Recovering from Privacy-Preserving Masking with Large Language Models
This work addresses privacy concerns in NLP for users by enabling effective model adaptation with token masking, though it is incremental as it builds on existing masking techniques.
The paper tackles the problem of privacy-preserving model adaptation by using large language models to suggest substitutes for masked tokens in textual data, achieving comparable performance to models trained on original data without masking.

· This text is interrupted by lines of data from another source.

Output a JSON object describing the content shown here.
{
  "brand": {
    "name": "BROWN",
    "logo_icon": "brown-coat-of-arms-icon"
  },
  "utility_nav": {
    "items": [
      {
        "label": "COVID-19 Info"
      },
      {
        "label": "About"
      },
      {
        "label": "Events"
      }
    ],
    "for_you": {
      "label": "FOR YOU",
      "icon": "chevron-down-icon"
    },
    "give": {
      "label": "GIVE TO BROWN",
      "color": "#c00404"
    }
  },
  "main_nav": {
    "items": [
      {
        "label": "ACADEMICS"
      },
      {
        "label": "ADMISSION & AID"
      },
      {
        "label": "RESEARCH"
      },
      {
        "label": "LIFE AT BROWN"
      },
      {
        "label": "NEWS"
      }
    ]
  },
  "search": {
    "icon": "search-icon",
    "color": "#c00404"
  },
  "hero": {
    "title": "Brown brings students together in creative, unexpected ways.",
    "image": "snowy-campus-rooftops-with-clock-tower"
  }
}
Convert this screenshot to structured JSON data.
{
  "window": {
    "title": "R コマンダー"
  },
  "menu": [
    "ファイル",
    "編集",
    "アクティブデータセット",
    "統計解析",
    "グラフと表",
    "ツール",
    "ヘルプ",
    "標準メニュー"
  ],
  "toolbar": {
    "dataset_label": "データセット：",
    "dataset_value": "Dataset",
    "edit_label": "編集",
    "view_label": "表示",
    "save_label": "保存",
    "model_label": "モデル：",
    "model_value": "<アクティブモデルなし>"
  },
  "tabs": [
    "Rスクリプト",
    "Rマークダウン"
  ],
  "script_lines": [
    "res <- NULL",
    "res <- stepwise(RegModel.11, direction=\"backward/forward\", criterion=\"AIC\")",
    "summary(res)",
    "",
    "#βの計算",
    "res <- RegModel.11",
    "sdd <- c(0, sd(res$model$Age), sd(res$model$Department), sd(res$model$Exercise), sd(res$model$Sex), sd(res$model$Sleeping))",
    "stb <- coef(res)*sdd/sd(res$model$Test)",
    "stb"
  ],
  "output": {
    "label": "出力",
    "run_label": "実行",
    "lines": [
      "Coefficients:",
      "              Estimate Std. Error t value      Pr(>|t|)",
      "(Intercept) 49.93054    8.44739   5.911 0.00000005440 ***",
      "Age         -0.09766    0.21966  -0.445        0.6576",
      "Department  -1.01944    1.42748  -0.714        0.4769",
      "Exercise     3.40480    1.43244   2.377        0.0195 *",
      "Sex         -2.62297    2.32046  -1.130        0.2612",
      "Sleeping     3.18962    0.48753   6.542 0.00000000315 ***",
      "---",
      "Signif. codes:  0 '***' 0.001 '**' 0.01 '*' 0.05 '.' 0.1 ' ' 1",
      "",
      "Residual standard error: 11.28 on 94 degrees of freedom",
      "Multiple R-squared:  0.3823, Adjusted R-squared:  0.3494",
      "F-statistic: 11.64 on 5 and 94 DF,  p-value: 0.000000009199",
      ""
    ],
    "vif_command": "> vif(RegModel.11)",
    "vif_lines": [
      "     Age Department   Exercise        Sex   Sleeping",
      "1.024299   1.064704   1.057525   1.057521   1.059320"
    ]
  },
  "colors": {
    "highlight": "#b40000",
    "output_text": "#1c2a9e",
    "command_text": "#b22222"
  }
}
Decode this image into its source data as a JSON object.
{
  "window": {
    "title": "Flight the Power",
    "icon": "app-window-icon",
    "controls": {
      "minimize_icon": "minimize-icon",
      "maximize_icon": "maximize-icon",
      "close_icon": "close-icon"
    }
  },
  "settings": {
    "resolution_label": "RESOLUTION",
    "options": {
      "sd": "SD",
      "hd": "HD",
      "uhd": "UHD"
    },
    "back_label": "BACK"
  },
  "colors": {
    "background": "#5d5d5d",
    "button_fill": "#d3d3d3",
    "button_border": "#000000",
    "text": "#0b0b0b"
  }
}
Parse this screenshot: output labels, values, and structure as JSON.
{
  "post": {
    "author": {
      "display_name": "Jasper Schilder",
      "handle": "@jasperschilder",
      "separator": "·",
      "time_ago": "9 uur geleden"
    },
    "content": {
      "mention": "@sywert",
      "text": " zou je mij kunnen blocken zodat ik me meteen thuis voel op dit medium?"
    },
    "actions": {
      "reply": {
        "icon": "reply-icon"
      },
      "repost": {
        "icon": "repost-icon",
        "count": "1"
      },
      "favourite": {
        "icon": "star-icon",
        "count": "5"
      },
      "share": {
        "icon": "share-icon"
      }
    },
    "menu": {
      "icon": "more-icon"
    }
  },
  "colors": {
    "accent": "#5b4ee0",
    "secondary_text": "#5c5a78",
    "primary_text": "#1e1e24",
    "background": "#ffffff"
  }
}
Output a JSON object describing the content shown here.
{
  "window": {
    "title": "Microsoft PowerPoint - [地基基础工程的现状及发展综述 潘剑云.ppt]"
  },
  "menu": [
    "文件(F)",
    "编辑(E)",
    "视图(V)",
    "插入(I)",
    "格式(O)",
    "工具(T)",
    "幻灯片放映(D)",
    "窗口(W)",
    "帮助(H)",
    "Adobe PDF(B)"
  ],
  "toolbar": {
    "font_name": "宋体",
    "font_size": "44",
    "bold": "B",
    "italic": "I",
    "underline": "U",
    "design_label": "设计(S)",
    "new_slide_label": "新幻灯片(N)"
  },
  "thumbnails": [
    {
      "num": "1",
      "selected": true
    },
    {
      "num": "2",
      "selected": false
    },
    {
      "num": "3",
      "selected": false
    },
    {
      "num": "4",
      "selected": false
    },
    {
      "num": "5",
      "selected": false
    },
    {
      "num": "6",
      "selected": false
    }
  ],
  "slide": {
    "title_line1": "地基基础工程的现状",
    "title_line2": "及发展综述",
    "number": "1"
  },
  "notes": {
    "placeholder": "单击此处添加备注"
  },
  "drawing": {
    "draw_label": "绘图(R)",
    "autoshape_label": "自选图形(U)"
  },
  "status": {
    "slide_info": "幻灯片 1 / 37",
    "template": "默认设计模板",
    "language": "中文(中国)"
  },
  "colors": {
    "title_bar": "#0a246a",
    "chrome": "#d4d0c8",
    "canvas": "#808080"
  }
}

Model adaptation is crucial to handle the discrepancy between proxy training data and actual users data received. To effectively perform adaptation, textual data of users is typically stored on servers or their local devices, where downstream natural language processing (NLP) models can be directly trained using such in-domain data. However, this might raise privacy and security concerns due to the extra risks of exposing user information to adversaries. Replacing identifying information in textual data with a generic marker has been recently explored. In this work, we leverage large language models (LLMs) to suggest substitutes of masked tokens and have their effectiveness evaluated on downstream language modeling tasks. Specifically, we propose multiple pre-trained and fine-tuned LLM-based approaches and perform empirical studies on various datasets for the comparison of these methods. Experimental results show that models trained on the obfuscation corpora are able to achieve comparable performance with the ones trained on the original data without privacy-preserving token masking.